The real problems in China will get accentuated, as exports to the US and EU slow down, as the US in particular is determined to reduce its trade gap. With low-cost production shifting to other low-cost economies like Vietnam and Indonesia. China will naturally try to overcome this by stimulating domestic and overseas consumption and can even finance it by slowly reducing its foreign reserves, as Saudi Arabia and others are doing now.
The high growth period in China is petering off and it’s the transition we must be wary of. Where will the world get its next growth engine? Demography favours India, but our political discourse gives no inkling of any awareness of this or inclination to put immediate politics aside to set our long-term course.
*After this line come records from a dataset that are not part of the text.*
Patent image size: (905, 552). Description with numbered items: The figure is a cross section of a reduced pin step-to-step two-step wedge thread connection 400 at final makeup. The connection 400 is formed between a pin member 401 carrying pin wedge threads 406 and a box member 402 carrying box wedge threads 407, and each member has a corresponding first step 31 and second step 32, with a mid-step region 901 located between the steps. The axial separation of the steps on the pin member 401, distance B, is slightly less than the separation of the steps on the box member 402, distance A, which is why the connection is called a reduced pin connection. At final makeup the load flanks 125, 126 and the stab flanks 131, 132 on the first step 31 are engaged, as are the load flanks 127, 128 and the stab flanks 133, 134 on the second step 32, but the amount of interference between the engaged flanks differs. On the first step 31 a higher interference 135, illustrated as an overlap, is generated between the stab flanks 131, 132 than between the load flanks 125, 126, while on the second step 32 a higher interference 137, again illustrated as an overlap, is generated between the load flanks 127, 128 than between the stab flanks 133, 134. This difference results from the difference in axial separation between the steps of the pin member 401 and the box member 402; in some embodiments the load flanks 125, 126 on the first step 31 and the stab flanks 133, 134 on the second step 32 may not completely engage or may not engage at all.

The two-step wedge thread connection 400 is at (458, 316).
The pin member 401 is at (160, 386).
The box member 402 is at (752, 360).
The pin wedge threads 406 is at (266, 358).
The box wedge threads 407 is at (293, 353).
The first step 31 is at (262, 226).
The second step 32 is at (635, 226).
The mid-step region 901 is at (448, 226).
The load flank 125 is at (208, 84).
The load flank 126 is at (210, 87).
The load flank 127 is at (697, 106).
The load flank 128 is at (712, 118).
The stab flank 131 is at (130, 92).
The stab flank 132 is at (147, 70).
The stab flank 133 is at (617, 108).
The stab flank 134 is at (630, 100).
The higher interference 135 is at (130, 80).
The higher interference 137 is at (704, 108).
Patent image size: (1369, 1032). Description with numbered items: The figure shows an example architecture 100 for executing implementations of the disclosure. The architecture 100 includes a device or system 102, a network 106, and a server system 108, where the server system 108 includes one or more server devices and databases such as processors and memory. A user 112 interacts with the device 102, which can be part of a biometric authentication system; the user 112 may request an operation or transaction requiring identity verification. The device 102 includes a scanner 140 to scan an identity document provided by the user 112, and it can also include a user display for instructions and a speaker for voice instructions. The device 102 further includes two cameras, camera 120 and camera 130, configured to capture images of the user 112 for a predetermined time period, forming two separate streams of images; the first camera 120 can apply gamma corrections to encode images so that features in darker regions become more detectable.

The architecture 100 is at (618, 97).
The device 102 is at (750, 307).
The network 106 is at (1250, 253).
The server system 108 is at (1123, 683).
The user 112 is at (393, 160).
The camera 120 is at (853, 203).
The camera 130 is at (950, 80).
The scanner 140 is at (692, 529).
Geography and recent history have made the India-China relationship a difficult one, and one in which the United States will find ample space and opportunity to inveigle itself to its advantage. This is a made-to-order situation for strategists and leaders in the three countries to ply their trade with plenty of worst-case scenarios. It would thus seem India and China are destined to live out the foreseeable future as rivals, if not adversaries.
China’s aggressive soft power diplomacy has widely been seen as arguably the most important element in shaping the Indian Ocean strategic environment, transforming the entire region’s dynamics. By giving large loans on generous repayment terms, investing in major infrastructure projects like the building of roads, dams, ports, power plants and railways as a part of its Belt and Road Initiative, and offering military assistance and political support in the UN Security Council through its veto power, China is actively buying goodwill and influence among countries in the Indian Ocean region. India cannot compete with China in pocketbook diplomacy either.
China’s defence budget has almost certainly experienced double-digit growth for two decades. The annual defence spending of China rose from over $30 billion in 2000 to $209 billion in 2021, over three times higher than that of India. Foreign estimates of Chinese military spending suggest that actual spending may be much higher. In 2019, the Chinese government reported an official defence budget of just under $178 billion, while the Stockholm International Peace Research Institute (SIPRI) estimates actual (nominal) spending to have been $261 billion. SIPRI usually adds about 50 per cent to the official figure that China gives for its defence spending, because even basic military items such as research and development are kept off budget. This is not a sum India can match and the last thing we need to get caught in is a numbers game.
Now if one were an Indian planner, he/she would look at the China/Pakistan axis with askance. India has had conflicts and still perceives threats from both, jointly and severally. The Tibet plateau, once intended as India’s buffer against the north, has now become China’s buffer against India.
Now if one were a Chinese planner, he or she would be looking with concern at India’s growth and increasing ability to project power in the IOR. The planner will also note what experts are saying about India’s growth trajectory. That it will be growing long after China gets walking sticks. That it is the ultimate pivot state in the grand struggle for primacy between the West led by the US and Japan, and China.
In recent times there has been much talk about the “Quad” — the United States, Japan, Australia and India — to confront the spread of China’s dominance. There have been several rounds of talks and virtual meetings of these countries starting 2019. But we must not forget that unlike the US, Japan and Australia, who are physically distant from China, India lives cheek by jowl with it, sharing a long and contested border. It is Indian and Chinese troops which face each other eyeball to eyeball there.